Merck & Co., Inc., South San Francisco, CA, USA.
Merck & Co., Inc., Kenilworth, NJ, USA.
Sci Rep. 2020 Feb 25;10(1):3417. doi: 10.1038/s41598-020-60290-1.
Insulin resistance increases patients' risk of developing type 2 diabetes (T2D), non-alcoholic steatohepatitis (NASH) and a host of other comorbidities including cardiovascular disease and cancer. At the molecular level, insulin exerts its function through the insulin receptor (IR), a transmembrane receptor tyrosine kinase. Data from human genetic studies have shown that Grb14 functions as a negative modulator of IR activity, and the germline Grb14-knockout (KO) mice have improved insulin signaling in liver and skeletal muscle. Here, we show that Grb14 knockdown in liver, white adipose tissues, and heart with an AAV-shRNA (Grb14-shRNA) improves glucose homeostasis in diet-induced obese (DIO) mice. A previous report has shown that germline deletion of Grb14 in mice results in cardiac hypertrophy and impaired systolic function, which could severely limit the therapeutic potential of targeting Grb14. In this report, we demonstrate that there are no significant changes in cardiac function as measured by echocardiography in the Grb14-knockdown mice fed a high-fat diet for a period of four months. While additional studies are needed to further confirm the efficacy and to de-risk potential negative cardiac effects in preclinical models, our data support the therapeutic strategy of inhibiting Grb14 to treat diabetes and related conditions.
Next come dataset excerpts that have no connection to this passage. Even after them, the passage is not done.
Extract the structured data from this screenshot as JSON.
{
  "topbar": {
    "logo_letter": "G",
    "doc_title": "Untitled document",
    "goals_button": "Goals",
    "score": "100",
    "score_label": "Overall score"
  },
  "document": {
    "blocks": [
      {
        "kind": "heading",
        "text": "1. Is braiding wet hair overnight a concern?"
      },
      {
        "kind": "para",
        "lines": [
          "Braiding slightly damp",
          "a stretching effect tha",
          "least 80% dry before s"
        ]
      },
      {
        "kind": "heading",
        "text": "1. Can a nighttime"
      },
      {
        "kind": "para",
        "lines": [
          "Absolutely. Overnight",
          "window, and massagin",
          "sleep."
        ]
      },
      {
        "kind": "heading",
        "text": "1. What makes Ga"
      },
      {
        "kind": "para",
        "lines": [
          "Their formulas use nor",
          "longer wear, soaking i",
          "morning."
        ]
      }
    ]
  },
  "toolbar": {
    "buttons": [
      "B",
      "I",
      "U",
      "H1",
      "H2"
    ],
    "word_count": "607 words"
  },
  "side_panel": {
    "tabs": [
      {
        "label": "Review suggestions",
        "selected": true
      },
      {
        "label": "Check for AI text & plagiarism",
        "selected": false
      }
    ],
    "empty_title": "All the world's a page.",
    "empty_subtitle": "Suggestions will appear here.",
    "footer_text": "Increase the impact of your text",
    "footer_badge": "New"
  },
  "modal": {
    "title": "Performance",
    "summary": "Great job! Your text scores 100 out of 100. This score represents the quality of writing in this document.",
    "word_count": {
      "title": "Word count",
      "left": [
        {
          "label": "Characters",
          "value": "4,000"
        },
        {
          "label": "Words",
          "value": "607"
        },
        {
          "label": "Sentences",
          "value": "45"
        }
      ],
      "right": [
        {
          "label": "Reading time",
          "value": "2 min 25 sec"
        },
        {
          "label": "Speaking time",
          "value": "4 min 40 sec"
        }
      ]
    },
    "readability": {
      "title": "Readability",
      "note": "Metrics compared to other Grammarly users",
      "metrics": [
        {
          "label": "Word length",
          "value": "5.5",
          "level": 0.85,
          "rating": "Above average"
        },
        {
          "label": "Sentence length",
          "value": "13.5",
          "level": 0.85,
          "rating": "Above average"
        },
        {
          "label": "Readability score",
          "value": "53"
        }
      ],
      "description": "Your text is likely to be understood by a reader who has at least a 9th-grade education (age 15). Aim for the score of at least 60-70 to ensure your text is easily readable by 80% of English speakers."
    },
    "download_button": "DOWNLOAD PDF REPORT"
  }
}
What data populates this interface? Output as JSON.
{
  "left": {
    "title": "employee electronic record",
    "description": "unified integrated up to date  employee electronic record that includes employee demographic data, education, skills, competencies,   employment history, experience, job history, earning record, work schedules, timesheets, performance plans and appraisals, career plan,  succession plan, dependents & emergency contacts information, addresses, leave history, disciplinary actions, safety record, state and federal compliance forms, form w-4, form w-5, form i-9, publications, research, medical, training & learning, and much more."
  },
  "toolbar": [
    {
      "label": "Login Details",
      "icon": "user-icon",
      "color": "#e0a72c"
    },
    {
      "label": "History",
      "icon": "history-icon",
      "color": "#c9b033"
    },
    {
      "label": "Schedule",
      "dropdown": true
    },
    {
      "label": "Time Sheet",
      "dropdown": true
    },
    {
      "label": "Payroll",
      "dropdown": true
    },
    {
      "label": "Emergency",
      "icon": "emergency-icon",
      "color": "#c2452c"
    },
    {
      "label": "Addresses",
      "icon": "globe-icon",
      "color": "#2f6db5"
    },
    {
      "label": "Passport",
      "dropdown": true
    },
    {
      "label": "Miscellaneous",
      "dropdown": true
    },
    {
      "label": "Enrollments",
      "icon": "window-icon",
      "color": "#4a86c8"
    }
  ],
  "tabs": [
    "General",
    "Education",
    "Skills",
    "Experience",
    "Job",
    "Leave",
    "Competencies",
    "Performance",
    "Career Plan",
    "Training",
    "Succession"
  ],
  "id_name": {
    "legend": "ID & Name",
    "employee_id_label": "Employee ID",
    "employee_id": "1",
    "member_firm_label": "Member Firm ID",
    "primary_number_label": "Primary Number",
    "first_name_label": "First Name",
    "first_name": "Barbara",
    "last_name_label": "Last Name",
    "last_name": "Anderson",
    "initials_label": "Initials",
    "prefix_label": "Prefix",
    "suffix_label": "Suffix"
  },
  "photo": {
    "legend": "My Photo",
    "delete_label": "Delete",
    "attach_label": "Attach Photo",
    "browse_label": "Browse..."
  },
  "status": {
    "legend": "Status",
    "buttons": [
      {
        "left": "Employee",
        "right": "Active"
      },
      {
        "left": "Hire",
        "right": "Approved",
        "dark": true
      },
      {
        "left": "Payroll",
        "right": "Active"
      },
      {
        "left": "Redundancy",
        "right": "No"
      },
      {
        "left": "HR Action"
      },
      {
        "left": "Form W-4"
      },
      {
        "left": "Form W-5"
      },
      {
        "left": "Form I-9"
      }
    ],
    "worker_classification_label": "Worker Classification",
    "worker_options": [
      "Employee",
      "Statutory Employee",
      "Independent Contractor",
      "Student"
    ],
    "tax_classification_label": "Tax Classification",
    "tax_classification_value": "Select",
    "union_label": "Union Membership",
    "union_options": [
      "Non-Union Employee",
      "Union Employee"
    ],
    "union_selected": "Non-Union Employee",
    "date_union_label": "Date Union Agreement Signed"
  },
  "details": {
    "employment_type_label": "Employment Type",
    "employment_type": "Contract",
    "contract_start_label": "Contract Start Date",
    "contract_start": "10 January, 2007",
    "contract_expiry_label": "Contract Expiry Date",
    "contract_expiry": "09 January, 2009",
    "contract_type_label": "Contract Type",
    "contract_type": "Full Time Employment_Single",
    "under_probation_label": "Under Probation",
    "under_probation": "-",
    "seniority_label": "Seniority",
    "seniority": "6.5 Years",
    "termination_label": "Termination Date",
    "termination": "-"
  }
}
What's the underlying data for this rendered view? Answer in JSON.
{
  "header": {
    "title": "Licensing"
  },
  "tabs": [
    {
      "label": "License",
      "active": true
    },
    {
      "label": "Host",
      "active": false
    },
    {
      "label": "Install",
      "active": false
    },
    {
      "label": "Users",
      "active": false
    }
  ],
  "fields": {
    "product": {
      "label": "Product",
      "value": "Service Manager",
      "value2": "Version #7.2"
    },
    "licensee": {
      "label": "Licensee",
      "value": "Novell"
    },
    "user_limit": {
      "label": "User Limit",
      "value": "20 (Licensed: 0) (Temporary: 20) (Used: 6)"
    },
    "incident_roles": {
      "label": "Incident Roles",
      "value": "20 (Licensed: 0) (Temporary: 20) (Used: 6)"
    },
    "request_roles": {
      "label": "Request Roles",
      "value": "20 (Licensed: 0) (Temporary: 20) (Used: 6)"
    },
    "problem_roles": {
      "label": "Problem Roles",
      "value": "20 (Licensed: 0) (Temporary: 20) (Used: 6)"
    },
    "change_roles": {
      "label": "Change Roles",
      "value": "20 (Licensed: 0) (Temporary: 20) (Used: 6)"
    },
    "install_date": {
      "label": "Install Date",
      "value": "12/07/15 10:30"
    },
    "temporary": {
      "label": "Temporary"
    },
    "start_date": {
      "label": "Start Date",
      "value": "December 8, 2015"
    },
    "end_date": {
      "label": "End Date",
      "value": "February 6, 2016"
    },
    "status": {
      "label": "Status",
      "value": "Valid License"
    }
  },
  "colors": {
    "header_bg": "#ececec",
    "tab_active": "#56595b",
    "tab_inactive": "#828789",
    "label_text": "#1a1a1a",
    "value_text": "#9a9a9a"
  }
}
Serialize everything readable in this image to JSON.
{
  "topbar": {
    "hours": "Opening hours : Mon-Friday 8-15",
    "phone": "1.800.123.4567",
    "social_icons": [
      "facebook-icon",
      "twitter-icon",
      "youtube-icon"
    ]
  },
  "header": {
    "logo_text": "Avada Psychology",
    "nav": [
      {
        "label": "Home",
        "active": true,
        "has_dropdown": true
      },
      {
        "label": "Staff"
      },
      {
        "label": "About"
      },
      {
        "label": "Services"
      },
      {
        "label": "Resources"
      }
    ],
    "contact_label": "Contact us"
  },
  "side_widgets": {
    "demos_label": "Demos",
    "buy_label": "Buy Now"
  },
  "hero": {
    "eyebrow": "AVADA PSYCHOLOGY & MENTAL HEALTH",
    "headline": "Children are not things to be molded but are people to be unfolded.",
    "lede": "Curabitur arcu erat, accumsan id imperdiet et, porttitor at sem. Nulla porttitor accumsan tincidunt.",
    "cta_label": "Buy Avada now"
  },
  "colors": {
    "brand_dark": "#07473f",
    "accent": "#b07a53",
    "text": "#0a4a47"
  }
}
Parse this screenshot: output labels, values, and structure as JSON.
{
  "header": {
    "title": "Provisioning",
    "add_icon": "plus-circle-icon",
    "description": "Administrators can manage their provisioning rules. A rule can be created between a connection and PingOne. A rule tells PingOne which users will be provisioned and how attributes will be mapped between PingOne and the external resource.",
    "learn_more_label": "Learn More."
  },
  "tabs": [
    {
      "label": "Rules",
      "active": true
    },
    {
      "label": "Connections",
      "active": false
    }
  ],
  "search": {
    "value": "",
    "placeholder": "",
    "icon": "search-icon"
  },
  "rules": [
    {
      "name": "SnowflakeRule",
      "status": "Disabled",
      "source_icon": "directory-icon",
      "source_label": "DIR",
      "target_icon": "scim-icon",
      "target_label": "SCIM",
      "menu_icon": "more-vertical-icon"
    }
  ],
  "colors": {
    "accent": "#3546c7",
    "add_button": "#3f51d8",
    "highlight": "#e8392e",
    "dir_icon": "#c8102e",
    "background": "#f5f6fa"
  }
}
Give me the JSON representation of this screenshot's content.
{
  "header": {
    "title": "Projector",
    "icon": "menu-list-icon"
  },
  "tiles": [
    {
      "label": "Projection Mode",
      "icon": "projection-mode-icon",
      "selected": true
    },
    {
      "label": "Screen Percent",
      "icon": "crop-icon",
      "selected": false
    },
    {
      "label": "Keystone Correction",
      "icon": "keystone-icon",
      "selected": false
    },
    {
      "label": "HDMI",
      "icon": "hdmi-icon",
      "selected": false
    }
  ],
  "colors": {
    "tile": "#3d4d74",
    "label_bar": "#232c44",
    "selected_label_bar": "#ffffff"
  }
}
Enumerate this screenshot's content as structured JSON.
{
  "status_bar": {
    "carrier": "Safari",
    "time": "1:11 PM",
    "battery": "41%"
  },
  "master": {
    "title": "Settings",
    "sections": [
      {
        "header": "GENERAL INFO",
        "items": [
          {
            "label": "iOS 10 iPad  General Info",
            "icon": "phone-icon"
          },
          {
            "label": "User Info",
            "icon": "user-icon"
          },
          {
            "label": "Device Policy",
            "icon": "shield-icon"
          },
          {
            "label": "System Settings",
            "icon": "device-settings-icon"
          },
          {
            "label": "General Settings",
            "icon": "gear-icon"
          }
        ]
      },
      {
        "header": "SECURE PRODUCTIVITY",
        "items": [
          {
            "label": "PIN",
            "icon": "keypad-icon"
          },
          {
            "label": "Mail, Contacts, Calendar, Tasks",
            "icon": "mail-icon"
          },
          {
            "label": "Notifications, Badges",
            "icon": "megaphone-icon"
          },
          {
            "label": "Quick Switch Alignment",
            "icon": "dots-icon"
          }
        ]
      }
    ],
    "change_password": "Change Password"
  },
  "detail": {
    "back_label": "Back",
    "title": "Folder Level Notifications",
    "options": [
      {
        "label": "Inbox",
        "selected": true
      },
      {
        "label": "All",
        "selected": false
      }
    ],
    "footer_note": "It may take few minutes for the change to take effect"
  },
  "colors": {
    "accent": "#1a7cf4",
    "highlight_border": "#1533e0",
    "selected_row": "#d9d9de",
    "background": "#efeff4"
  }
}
胰岛素抵抗增加了患者患 2 型糖尿病(T2D)、非酒精性脂肪性肝炎(NASH)和一系列其他合并症的风险,包括心血管疾病和癌症。在分子水平上,胰岛素通过胰岛素受体(IR)发挥作用,IR 是一种跨膜受体酪氨酸激酶。来自人类遗传研究的数据表明,Grb14 作为 IR 活性的负调节剂发挥作用,并且胚系 Grb14 敲除(KO)小鼠的肝脏和骨骼肌中的胰岛素信号得到改善。在这里,我们表明,用 AAV-shRNA(Grb14-shRNA)在肝脏、白色脂肪组织和心脏中敲低 Grb14 可改善饮食诱导肥胖(DIO)小鼠的葡萄糖稳态。先前的报告表明,Grb14 在小鼠中的胚系缺失导致心肌肥大和收缩功能受损,这可能严重限制靶向 Grb14 的治疗潜力。在本报告中,我们证明在高脂肪饮食喂养四个月的 Grb14 敲低小鼠中,心脏功能没有通过超声心动图测量发生显著变化。虽然需要进一步的研究来进一步确认疗效,并降低临床前模型中潜在的负面心脏效应的风险,但我们的数据支持抑制 Grb14 治疗糖尿病和相关疾病的治疗策略。